The first ascent by a foreigner was by Sir Rutherford Alcock in September 1860, who ascended the mountain in 8 hours and descended in 3 hours.[18]: 427 Alcock's brief narrative in The Capital of the Tycoon was the first widely disseminated description of the mountain in the West.[18]: 421–27 Lady Fanny Parkes, the wife of British ambassador Sir Harry Parkes, was the first non-Japanese woman to ascend Mount Fuji in 1867.[19] Photographer Felix Beato climbed Mount Fuji two years later.[20]
On March 5, 1966, BOAC Flight 911, a Boeing 707, broke up in flight and crashed near the Mount Fuji Gotemba New fifth station, shortly after departure from Tokyo International Airport.
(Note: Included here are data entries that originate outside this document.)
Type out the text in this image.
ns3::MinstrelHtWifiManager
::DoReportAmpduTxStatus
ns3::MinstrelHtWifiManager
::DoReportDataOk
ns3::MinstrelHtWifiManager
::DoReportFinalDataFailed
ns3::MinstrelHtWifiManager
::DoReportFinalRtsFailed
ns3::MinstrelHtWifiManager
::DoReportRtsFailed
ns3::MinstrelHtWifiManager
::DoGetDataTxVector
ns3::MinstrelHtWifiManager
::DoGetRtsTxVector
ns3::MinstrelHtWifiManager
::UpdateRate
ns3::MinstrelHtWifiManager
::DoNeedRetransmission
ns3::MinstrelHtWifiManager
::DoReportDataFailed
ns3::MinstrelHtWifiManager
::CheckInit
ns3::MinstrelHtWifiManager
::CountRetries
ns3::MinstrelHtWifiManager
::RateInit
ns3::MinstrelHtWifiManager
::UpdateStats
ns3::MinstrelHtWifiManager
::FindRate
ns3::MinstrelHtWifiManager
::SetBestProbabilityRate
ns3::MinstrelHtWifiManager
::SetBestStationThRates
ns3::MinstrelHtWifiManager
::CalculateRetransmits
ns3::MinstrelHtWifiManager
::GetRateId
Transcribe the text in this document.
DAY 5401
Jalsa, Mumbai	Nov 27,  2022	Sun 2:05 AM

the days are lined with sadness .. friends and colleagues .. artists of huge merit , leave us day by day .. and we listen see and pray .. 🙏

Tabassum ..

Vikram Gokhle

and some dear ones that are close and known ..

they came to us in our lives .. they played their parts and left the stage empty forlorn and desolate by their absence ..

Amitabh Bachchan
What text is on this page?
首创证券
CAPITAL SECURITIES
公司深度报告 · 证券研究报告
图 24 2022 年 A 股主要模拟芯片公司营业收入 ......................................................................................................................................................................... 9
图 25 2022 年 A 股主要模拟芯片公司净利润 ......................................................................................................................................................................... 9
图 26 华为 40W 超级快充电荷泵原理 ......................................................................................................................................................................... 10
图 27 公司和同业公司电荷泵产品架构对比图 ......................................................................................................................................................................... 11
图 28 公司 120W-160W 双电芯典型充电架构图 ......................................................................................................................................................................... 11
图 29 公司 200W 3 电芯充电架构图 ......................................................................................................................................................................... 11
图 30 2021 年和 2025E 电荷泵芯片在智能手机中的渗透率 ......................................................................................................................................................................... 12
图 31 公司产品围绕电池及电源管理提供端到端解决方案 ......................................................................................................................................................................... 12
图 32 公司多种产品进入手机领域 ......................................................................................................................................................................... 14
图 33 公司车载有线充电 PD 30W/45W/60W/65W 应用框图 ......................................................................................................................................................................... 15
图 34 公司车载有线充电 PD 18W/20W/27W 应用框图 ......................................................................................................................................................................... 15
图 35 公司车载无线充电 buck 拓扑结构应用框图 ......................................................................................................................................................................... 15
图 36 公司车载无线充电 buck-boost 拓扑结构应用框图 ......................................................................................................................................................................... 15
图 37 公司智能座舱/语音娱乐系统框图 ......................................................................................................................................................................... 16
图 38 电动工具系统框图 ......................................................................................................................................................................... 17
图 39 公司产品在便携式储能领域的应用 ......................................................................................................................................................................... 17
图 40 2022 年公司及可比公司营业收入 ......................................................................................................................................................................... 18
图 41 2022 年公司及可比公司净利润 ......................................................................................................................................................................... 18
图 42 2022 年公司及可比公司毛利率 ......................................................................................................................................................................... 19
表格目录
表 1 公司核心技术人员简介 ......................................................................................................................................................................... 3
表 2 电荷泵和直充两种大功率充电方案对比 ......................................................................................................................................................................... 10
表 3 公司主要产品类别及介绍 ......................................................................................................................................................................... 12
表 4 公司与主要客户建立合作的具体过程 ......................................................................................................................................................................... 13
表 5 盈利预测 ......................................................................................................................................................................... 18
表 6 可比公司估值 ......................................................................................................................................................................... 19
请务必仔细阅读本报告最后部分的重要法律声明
All 113 passengers and 11 crew members died in the disaster, which was attributed to the extreme clear-air turbulence caused by lee waves downwind of the mountain. There is a memorial for the crash a short distance down from the Gotemba New fifth station.[21]
Today, Mount Fuji is an international destination for tourism and mountain climbing.[22][23] In the early 20th century, populist educator Frederick Starr's Chautauqua lectures about his several ascents of Mount Fuji—1913, 1919, and 1923—were widely known in America.[24] A well-known Japanese saying suggests that a wise person will climb Mt. Fuji once in their lifetime, but only a fool would climb it twice.[25][26] It remains a popular symbol in Japanese culture, including making numerous movie appearances,[27] inspiring the Infiniti logo,[28] and even appearing in medicine with the Mount Fuji sign.[29][30]
In September 2004, the manned weather station at the summit was closed after 72 years in operation. Observers monitored radar sweeps that detected typhoons and heavy rains. The station, which was the highest in Japan at 3,780 metres (12,402 ft), was replaced by a fully automated meteorological system.[31]
Mount Fuji was added to the World Heritage List as a Cultural Site on June 22, 2013.[7]